UNISAT-4
UniSat-4 is the fourth educational microsatellite of the UNISAT program, built and designed by students and professors of the School of Aerospace Engineering.
Characteristics
UniSat-4 structure is based on the design of the previous three satellites, an octagonal prism (150mm each side and 250 mm the height) realized in honeycomb with four alluminium “sandwich” trays assembled by columns, where the subsystems are located
Mass of almost 13kg
Power: photovoltaic system and Ni-Cd batteries (connected)

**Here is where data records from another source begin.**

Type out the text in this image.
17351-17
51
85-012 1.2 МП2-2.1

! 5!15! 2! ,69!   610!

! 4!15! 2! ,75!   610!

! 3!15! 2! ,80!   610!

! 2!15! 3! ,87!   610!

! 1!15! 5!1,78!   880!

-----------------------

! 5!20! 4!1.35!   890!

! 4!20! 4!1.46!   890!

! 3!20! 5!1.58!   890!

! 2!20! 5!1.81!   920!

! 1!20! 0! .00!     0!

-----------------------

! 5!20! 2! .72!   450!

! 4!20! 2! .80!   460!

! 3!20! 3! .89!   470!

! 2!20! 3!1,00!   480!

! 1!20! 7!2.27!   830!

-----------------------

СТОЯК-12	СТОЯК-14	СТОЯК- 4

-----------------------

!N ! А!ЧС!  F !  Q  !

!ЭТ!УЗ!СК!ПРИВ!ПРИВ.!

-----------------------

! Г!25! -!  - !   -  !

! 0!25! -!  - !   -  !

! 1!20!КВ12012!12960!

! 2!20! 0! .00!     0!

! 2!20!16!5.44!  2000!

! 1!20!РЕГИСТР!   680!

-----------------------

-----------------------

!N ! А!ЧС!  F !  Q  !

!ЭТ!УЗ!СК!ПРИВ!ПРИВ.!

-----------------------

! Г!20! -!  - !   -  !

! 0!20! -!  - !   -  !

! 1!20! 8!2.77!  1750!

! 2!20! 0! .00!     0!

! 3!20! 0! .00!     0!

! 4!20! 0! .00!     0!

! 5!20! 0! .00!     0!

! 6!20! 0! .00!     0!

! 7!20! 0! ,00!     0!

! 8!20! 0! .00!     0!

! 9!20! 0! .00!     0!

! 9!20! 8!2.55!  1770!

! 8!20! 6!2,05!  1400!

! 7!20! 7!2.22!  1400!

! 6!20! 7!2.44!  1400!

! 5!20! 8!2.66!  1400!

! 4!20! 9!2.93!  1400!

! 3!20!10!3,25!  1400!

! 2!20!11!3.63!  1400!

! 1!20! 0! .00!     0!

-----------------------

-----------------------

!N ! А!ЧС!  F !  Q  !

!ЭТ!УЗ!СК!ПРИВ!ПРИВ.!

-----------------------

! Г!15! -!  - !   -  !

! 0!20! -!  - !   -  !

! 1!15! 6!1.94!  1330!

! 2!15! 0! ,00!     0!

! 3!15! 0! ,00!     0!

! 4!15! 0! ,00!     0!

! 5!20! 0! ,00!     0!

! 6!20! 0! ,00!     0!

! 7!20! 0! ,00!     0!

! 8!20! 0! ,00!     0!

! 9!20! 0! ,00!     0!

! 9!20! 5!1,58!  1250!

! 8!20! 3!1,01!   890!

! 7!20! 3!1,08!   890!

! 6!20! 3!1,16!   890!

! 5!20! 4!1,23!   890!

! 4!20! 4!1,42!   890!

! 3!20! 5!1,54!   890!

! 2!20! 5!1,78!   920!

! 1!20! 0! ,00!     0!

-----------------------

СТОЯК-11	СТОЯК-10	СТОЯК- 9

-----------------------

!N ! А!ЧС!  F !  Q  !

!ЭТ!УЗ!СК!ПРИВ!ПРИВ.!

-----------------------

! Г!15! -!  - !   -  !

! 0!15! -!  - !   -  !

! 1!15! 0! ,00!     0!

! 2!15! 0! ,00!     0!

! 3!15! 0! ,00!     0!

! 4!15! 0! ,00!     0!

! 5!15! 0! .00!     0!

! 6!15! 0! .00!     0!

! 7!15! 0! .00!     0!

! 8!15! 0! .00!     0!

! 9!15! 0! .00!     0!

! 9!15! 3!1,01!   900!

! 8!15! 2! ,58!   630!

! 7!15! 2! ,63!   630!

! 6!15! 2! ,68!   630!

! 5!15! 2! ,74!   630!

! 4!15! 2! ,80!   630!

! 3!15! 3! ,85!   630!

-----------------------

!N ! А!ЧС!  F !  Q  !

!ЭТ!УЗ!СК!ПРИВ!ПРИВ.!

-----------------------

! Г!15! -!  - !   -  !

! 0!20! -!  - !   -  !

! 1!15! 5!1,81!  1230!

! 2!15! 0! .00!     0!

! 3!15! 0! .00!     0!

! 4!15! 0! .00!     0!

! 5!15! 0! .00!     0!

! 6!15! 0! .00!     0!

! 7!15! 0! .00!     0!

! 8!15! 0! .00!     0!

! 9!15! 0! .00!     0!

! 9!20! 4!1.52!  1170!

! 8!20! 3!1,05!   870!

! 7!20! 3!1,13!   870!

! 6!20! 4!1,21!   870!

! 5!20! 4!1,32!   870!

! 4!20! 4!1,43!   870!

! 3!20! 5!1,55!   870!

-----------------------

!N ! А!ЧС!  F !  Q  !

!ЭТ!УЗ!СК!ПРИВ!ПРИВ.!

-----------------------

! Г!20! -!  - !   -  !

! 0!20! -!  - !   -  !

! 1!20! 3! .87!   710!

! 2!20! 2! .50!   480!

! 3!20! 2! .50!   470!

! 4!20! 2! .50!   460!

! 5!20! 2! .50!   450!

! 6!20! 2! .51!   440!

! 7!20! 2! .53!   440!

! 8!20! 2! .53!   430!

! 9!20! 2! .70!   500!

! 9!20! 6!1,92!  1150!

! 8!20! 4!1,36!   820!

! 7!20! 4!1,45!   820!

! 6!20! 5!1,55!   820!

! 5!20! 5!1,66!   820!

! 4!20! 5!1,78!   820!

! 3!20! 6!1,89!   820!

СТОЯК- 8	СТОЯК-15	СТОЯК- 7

Passive magnetic attitude stabilization system to stabilize the spacecraft
Orbit: Sun-synchronous orbit, altitude = 500/750 km, inclination = 98º
S-band transmitter, uplink receiver frequencies 436.450MHz, power 2W
Commercial off-the-shelf components
Mission Objectives and Payload
Promoting Space culture
Stimulating Space engineering students practical trainings
Experiments: tests of the behavior in Space environment of terrestrial solar cells; Earth magnetic field and measurements for attitude determination; communication links test
Plasma parameter measurements
Experimental sails
TPS (Triple Probe System) for pre-earthquake analysis
GPS (navigation) experiment
MPPT(Maximum Peak Power Tracking)
Two COTS Cameras with different resolution
COTS Magnetometers
Triple junction solar arrays
Peak power tracking MPPT
Deorbiting re-entry device innovative passive mechanism developed by GAUSS (SIRDARIA –
Spacecraft Integrated Reentry Device Aero Resistant Increasing Area
GPS receiver
Langmuir Probe (INAF, IFSI)
S-band transmitter installed onboard digital communication channel in the UHF/VHF bands
Launch
The launch took place on July 26, 2006 from Baikonur with DNEPR rocket from Baikonur Cosmodrome, Kazakhstan. UniSat-4 formed part of a record Cluster launch of 18 university satellites: the LV (DNEPR rocket from ISC Kosmotras) hosted onboard 14 CubeSats from 10 different universities and one Company, coordinated by California Polytechnic State University (CalPoly) weighting 1kg each and measuring 10x10cm; plus the Bielorus satellite Belka 1 for Earth observation (weighting 700kg), UniSat-4 and the Italian PiCPoT educational microsatellite developed and built by the University Politecnico di Torino (2,5 kg, cubic shape). This time the launch was not successful, as the DNEPR had an issue after 74 seconds after launch.